子供たちが病んだり荒れるのも、私はこの己事究明を抜きに大人が教育しようとしているのが理由のように思えてなりません。なぜなら大人も、心のありかだとか、死後の世界であるとか、宇宙の行き先といったようなものには答えられないからです。
人生は、一寸先は闇。子供の事を愛せない親はいないのでしょうけれど、そんな危なっかしい世界になんで僕を生んだの?と私は子供の頃からそう思っていました。
その為に、とてつもない親不孝をしてきたと感じております。
こういう話は親が悪いわけでも、子が悪いわけでもないのです。ただ、厳しい修行に打ち勝ったり、仏様を深く信じ切ること(信心)が出来た人間だけが、心の世界の本質を知ります。
ですが、修行や信心に励んだとしても、誰しもが容易に得ることの出来るものではない、厳しい世界なのです。そもそも我々には学校や仕事や家庭があるので、そんなことをしている暇はありません。

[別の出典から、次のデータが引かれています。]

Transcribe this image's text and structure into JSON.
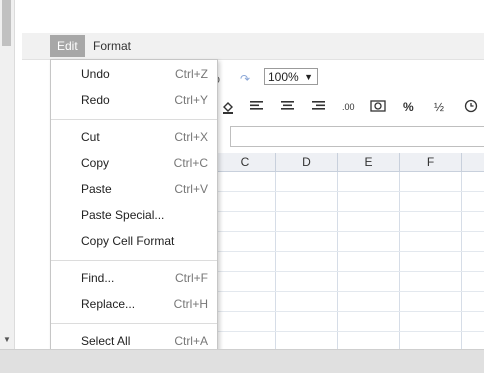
{
  "menubar": {
    "edit_label": "Edit",
    "format_label": "Format"
  },
  "toolbar": {
    "zoom_value": "100%",
    "percent_glyph": "%",
    "fraction_glyph": "½",
    "decimal_label": ".00"
  },
  "columns": [
    "C",
    "D",
    "E",
    "F"
  ],
  "edit_menu": {
    "items": [
      {
        "label": "Undo",
        "shortcut": "Ctrl+Z"
      },
      {
        "label": "Redo",
        "shortcut": "Ctrl+Y"
      },
      {
        "label": "Cut",
        "shortcut": "Ctrl+X"
      },
      {
        "label": "Copy",
        "shortcut": "Ctrl+C"
      },
      {
        "label": "Paste",
        "shortcut": "Ctrl+V"
      },
      {
        "label": "Paste Special...",
        "shortcut": ""
      },
      {
        "label": "Copy Cell Format",
        "shortcut": ""
      },
      {
        "label": "Find...",
        "shortcut": "Ctrl+F"
      },
      {
        "label": "Replace...",
        "shortcut": "Ctrl+H"
      },
      {
        "label": "Select All",
        "shortcut": "Ctrl+A"
      }
    ]
  }
}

そうでありますから、私達のような宗教を志し、真理を垣間見た人間が、船一杯の魚、そう、まるでその魚を刺身にして小売りしたり、寿司を握ったりすることでなんとか食べやすく出来ないものか、と苦心してきたのが仏教発展の歴史と言えるでしょう。
仕事と宗教の両立は可能であるか、と問われればそれは可能です。ただ、一般在家に対しても厳しい修行を課す宗派もありますから、なるべく穏やかな曹洞宗、浄土宗あたりを私はおすすめします。
私の母方の祖父母は年老いてもなお仲睦まじい夫婦でした。そのように「私たちが心から愛し合って生まれてきたのがかけがえのないおまえなんだ」と生涯かけて言えるご夫婦にはこの書籍は不要だと思います。しかし世の中そううまくは行かないですよね。この本はそういう人に向けた本なのです。
この著作で私は、子供が病んだり、荒れたりしないよう、大人が迷いなく自信を持ってお説教出来るようなものを書きたいと思いました。子供がここへ行きたいと言ったらそこを指さしてあげられるような心の世界の地図を書いて行くつもりです。
どうか、私の調理した真理の魚の味が皆さんのお口に合いますように。